The EP, as every other democratic parliament, has foremost Legislative, Budgetary and Supervisory roles. MEPs are responsible for the legislative role of the European Union through the adaption and modification of the European laws. They adapt the EU budget and supervise its expenditure. Two additional roles are characteristic for the European Parliament – the Relations with national parliaments, through regular joint to the parliamentary assembly work, and the role of the defender of the Human rights and democracy, as the fundamental right in the EU. The EP elects also the President of the European Commission.
The tasks of MEPS
It is important to understand that the MEPs represent their political affiliations and not their national interests. In that sense are the MEPs in the period 2009/2014 organized into 7 political groups and 20 parliamentary committees. Each Parliamentary committee consists of between 24 and 76 MEPs. The work of MEPS is, due to the complicity of their responsibilities, divided between Parliaments in Strasburg, where the plenary sessions take place, Brussels, where they attend meetings of the parliamentary committees and political groups, and additional plenary sessions and their own constituencies.
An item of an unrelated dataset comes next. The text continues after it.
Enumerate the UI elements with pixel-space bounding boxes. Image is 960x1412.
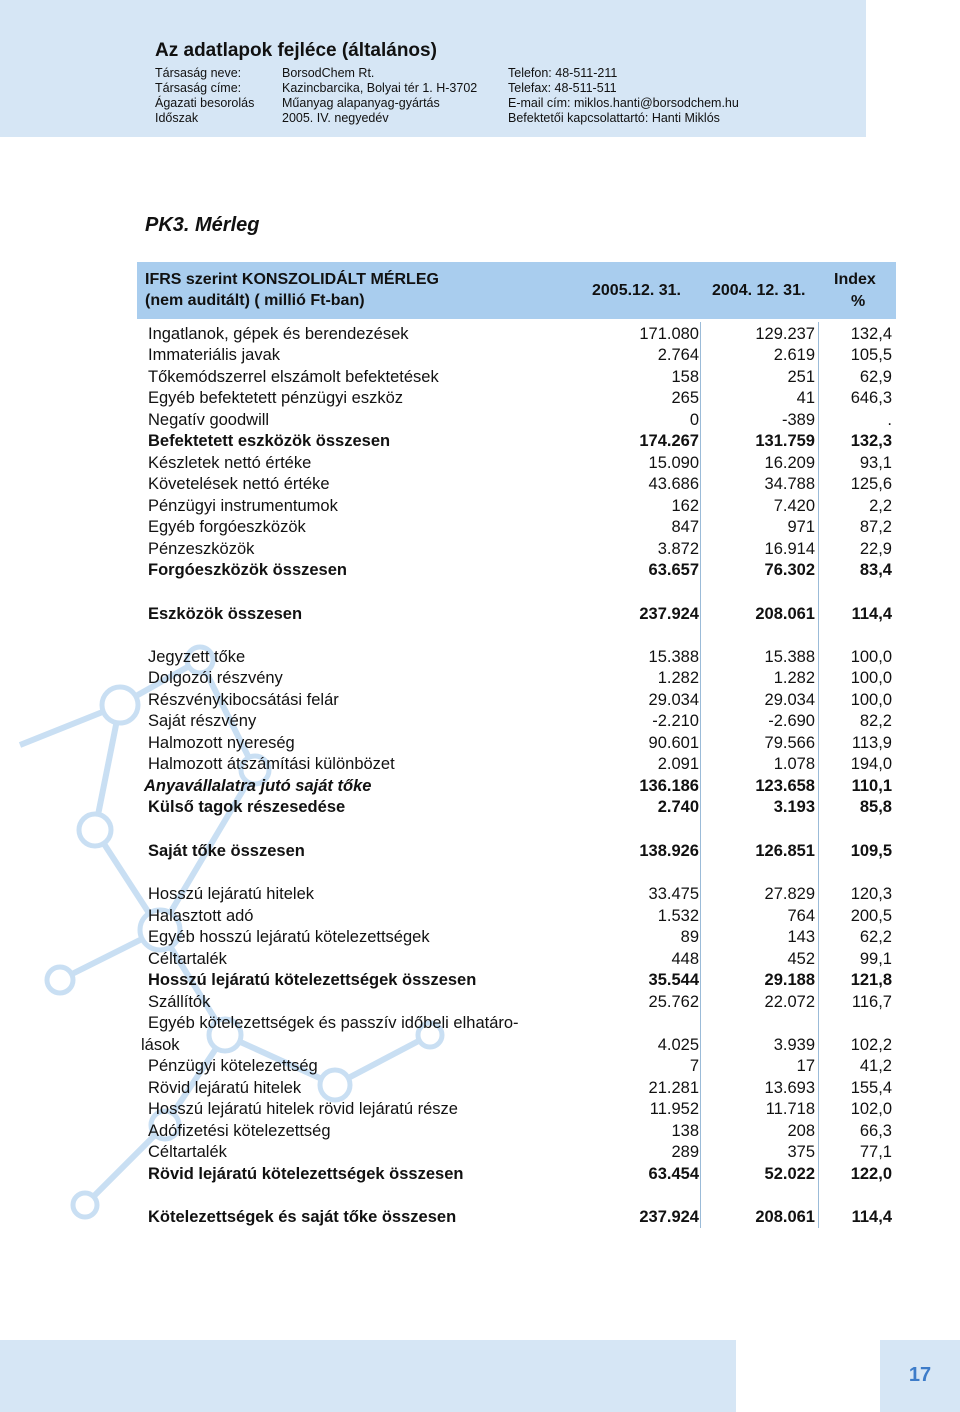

Difference between EU, EP and EC
While the role of the EU is at the first place of legislative nature, the role of the European Commission (EC) is executive. The main roles of the Commission are to define objectives and priorities for further EU development, to propose legislation to Parliament and Council, to manage and implement the EU budget policies and, together with the Court of Justice, to enforce the European Law and to represent the EU as a one entity outside Europe. The EC fulfills these duties by promoting the EU general interest, by being a part of a decision-making process, by supervising the implementation of the Treaties and European law and by managing the common policies and funds. The EC team is represented by 27 Commissioners – the EC President and 26 more Commissioners. One representative per Member State country is elected for the period of five years. Their work is supported by 23.000 staff members in directorates-general (DGs) or services and divided between its headquarters in Brussels, offices in Luxembourg and the Delegations of the EC.